Baydar çok iyi ifade etmiş. Bir-iki ekleme yapmak gerekirse, evet, çoğunluk veya baskın grup mensupları aralarında kimin azınlık olarak tarif edilen gruptan olduğunu bilmez, çünkü azınlığa mensup bireyler kendilerini gizlerler. O kadar ki, haksızlığa uğradıklarında bile, genellikle ortaya çıkıp haklarını açıkça savunmaktan kaçınırlar, çünkü bilirler ki, haklı olmalarının bir önemi yoktur, kolayca haksız duruma düşürülebilirler ve gördükleri zarar büyüyebilir. Onun için, çoğu zaman haksızlığı sineye çekmeyi tercih etmek zorunda kalırlar. Onlar haksızlığı sineye çektiği, itiraz edip sesini yükseltmediği için, diğerlerine ortada bir sorun yokmuş, herkes halinden memnunmuş gibi gelir. Nitekim, “Biz kimin kim olduğunu bilmezdik” diyenler, devam cümlesi olarak “Aramızda hiçbir sorun yoktu” da derler. Birileri itiraz edecek olursa, o zaman ‘sorun’ çıkar. O noktadan itibaren de, çoğunluk mensupları sorunun ‘birdenbire’ çıktığını düşünerek şaşırırlar, sorunun çıkışını bir dış etkene (nifak!) bağlarlar.
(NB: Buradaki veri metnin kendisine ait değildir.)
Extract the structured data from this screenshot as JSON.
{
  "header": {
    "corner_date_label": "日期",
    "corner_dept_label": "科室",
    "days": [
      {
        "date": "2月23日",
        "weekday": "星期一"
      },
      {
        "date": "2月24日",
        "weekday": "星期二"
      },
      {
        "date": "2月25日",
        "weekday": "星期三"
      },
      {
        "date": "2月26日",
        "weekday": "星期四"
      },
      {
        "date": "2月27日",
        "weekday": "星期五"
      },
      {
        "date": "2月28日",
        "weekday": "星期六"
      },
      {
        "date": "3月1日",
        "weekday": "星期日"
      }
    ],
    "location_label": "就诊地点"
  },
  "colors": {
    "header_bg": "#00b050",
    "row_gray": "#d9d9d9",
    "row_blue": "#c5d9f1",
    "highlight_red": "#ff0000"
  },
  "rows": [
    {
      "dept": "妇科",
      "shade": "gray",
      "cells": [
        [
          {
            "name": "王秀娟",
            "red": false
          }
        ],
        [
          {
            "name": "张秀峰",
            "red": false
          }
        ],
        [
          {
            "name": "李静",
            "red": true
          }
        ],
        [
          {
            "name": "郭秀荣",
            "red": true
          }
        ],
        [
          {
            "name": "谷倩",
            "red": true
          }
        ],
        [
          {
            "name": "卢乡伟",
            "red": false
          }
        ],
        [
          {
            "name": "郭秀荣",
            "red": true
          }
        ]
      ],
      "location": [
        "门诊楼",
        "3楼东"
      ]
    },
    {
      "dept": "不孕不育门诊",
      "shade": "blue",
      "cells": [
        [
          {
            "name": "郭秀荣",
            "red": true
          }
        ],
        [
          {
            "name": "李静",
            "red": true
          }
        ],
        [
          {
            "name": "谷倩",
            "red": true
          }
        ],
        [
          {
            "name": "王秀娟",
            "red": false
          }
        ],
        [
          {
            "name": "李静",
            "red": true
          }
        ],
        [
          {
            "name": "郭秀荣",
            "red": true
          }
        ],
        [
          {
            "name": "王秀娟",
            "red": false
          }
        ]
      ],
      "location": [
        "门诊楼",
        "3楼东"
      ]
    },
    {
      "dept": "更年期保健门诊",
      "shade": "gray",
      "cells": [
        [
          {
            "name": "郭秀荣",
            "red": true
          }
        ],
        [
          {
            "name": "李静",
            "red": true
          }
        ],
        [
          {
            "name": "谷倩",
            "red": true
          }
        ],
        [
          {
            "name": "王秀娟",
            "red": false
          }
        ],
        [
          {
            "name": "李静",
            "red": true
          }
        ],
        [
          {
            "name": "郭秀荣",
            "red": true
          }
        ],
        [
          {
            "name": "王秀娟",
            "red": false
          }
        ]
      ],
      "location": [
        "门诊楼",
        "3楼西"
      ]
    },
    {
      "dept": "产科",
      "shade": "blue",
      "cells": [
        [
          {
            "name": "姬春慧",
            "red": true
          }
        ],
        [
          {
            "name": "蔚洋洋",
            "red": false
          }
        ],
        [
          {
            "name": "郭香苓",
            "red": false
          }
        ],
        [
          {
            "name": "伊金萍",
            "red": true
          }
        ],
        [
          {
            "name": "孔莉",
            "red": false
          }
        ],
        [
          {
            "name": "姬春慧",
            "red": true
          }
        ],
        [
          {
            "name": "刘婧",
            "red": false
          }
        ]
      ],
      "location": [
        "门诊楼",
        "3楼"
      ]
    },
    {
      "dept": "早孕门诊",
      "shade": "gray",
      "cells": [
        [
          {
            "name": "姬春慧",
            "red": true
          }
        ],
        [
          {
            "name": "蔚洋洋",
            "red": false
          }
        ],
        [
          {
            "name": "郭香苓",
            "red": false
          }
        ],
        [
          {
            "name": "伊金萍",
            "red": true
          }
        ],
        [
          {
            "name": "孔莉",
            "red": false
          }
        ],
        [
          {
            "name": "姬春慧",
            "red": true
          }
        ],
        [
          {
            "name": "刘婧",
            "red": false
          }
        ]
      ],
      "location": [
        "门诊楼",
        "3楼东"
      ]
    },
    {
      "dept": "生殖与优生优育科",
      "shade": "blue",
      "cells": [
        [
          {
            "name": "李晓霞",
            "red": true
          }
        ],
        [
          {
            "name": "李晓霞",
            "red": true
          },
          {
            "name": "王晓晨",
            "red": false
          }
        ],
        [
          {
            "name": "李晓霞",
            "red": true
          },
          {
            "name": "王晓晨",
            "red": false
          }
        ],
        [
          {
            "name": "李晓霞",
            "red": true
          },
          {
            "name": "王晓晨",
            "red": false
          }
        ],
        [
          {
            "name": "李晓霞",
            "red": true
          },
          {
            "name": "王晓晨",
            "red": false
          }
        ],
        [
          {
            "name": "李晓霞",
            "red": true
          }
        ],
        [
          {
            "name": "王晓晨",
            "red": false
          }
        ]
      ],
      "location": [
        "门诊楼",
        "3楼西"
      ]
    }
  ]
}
Altı çizilmesi gereken başka bir durum da, “Biz kimin kim olduğunu bilmezdik, ayrım yapmazdık” sözünün barındırdığı bir çelişki. Kimin kim olduğunu bilmez, herkes gözünüze aynı, yani kendiniz görünürse nasıl ayrımcılık yapacaksınız ki zaten? İnsan kendinden bildiğine değil, öteki olarak gördüğüne ayrımcılık yapar. Yani asıl marifet, farklılıkları görüp, bilip, tanıyıp ayrımcılık yapmamak.